Murdoch, l'ignominie de trop
Daniel Schneidermann - - Le matinaute - 16 commentaires Télécharger la videoTélécharger la version audio
Mais oui, il y a aussi des heureuses nouvelles
: le vacillement, sous nos yeux, de l'empire Murdoch, est tout aussi sidérant, et réjouissant, que la fuite de Ben Ali, ou la chute de Moubarak. Les Murdoch, qui "faisaient" hier encore les Premiers ministres britanniques, renonçant au contrôle du bouquet BskyB, trainés devant une commission parlementaire, demain peut-être devant la Justice: il y a quelque chose d'inouï, à la brutalité de cet effondrement (au moins, du pan britannique de l'Empire). On avait fini par s'habituer à la domination de Murdoch, comme on s'était habitué, dans les dernières années de l'URSS, à voir les gérontes du Kremlin se succéder les uns aux autres, jusqu'à la nuit de temps. Fox News, le Wall Street Journal, le Sun, News of the world, chacun à sa place, semblaient gouverner les consciences pour toujours des deux côtés de l'Atlantique, sans aucun contrepouvoir efficace, dans un éternel "win win", où martelage idéologique libéral et bonnes affaires se conjuguaient harmonieusement. Murdoch à terre, va-t-on déconstruire idéologiquement le thatcherisme ? On peut rêver...
Si les vilénies du groupe Murdoch éclatent comme un coup de tonnerre pour les Français (qui en étaient préservés), il faut réaliser depuis combien de temps duraient les révélations du Guardian, sur le sujet, sans émouvoir grand monde. Ni le gouvernement Cameron murdochisé (davantage encore que ses prédecesseurs, qui n'étaient pourtant guère rebelles), ni les parlementaires terrorisés par le pouvoir de nuisance du groupe, ni même la police (dont on va maintenant découvrir, dans un feuilleton de l'été qui pourrait bien rivaliser avec celui de la dette, comment elle était infiltrée et corrompue par les hommes de Murdoch).
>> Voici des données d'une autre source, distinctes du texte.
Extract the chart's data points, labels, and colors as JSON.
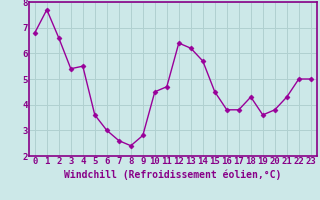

Accessoirement, romanciers et cinéastes britanniques, pourtant si prompts à s'emparer de la réalité sociale, brillent par leur absence sur ce front-là. La peur, aussi ?
Mystérieux détours des consciences: il aura fallu une ignominie à peine plus ignominieuse que les autres, une toute petite ignominie dans l'océan des ignominies, l'effraction de la messagerie de portable d'une fillette de treize ans kidnappée (jusqu'au sacrilège inouï de l'effacement par les truands de ses messages, quand sa messagerie était saturée), pour réveiller tardivement le bon peuple, et l'establishment à sa suite. Espionner et ridiculiser des footballeurs surpayés, des stars comme Hugh Grant, des politiques, ou des "Royals" est une chose. Violer la mémoire d'une adolescente de treize ans, en est une autre.
Enfin, comment résister à cette frappante symétrie ? Alors même que les journalistes français conservaient un silence pudique, que révèle l'affaire DSK, sur les agressions sexuelles dans les milieux politiques, Gordon Brown, ministre des finances de Blair, tombait "en larmes" (assure-t-il tardivement aujourd'hui) en apprenant en 2006 que le Sun s'apprêtait à révéler la mucoviscidose d'un de ses enfants. Ici, chez nous, silence complice et connivence de caste sur la "vie privée". Là-bas, viols de l'intimité, hacking des messageries téléphoniques, voyouterie organisée. Aucune de ces deux violences n'est plus acceptable que l'autre. Des deux côtés de la Manche, pour la presse, il y a du réglage de curseurs dans l'air.